Sharon Brown liked to play baseball back when she was in fifth grade, so her dad tried to register her for Little League.
This was 1973, and whoever got the application ripped it to pieces. When Brown’s father, a coach himself, brought home the torn-up form, she was understandably upset — and they taped it back together. Then she wrote a letter to her local newspaper about how unfair it was she couldn’t play baseball like her little brother could, that there were no opportunities for girls.
Later that year, not long after the anti-discriminatory Title IX law passed, her Illinois town started Little League softball for girls. Brown, now a health and exercise science professor at Transylvania University, joined one of the teams — and four years later she competed in the Little League Softball World Series.

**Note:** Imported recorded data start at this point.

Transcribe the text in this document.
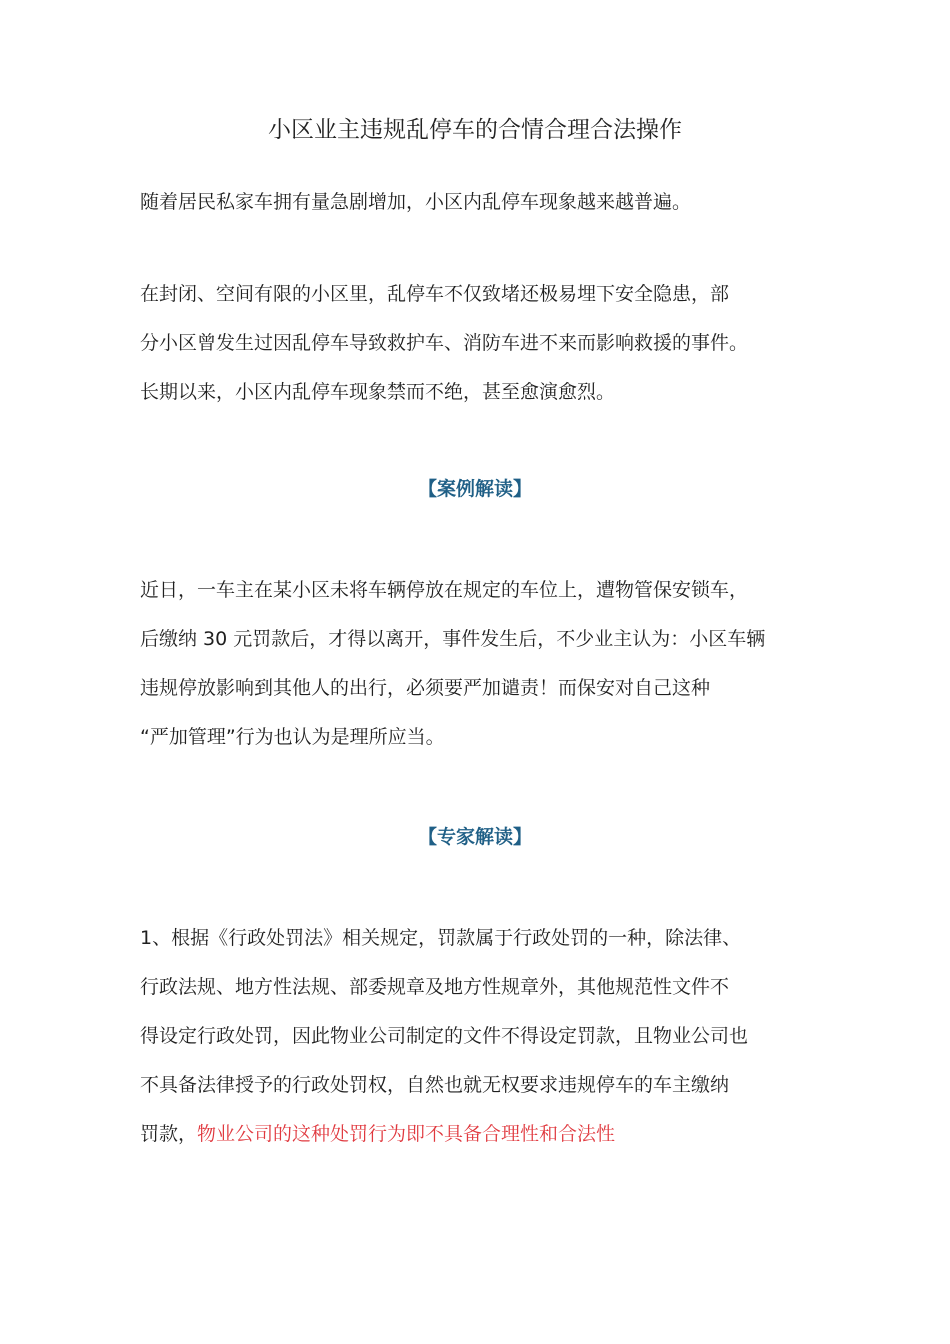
小区业主违规乱停车的合情合理合法操作
随着居民私家车拥有量急剧增加，小区内乱停车现象越来越普遍。
在封闭、空间有限的小区里，乱停车不仅致堵还极易埋下安全隐患，部
分小区曾发生过因乱停车导致救护车、消防车进不来而影响救援的事件。
长期以来，小区内乱停车现象禁而不绝，甚至愈演愈烈。
【案例解读】
近日，一车主在某小区未将车辆停放在规定的车位上，遭物管保安锁车，
后缴纳 30 元罚款后，才得以离开，事件发生后，不少业主认为：小区车辆
违规停放影响到其他人的出行，必须要严加谴责！而保安对自己这种
“严加管理”行为也认为是理所应当。
【专家解读】
1、根据《行政处罚法》相关规定，罚款属于行政处罚的一种，除法律、
行政法规、地方性法规、部委规章及地方性规章外，其他规范性文件不
得设定行政处罚，因此物业公司制定的文件不得设定罚款，且物业公司也
不具备法律授予的行政处罚权，自然也就无权要求违规停车的车主缴纳
罚款，物业公司的这种处罚行为即不具备合理性和合法性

“I think the time was ripe, and people had to pay attention to this inequity for girls in sports,” said Brown, who recently talked about this and other experiences for a recent Champions of Active Women podcast as part of the University of Kentucky Active Women’s Health Initiative.
Little League was only the beginning of a lifelong dedication to athletics and physical fitness — she went on to play Division I college softball, cross-country ski along the border of Russia and Finland, take groups of students on bike treks across the Netherlands, help organize a Kentucky Bike-Walk Summit at Transylvania, and much more.
Brown appreciates the strong support females now have in their athletic pursuits. In fact, she was out jogging in a park one day when she saw a large group of girls teams playing soccer. She stopped and said to herself, “Wow this is a different world for girls. We’ve come a long way.”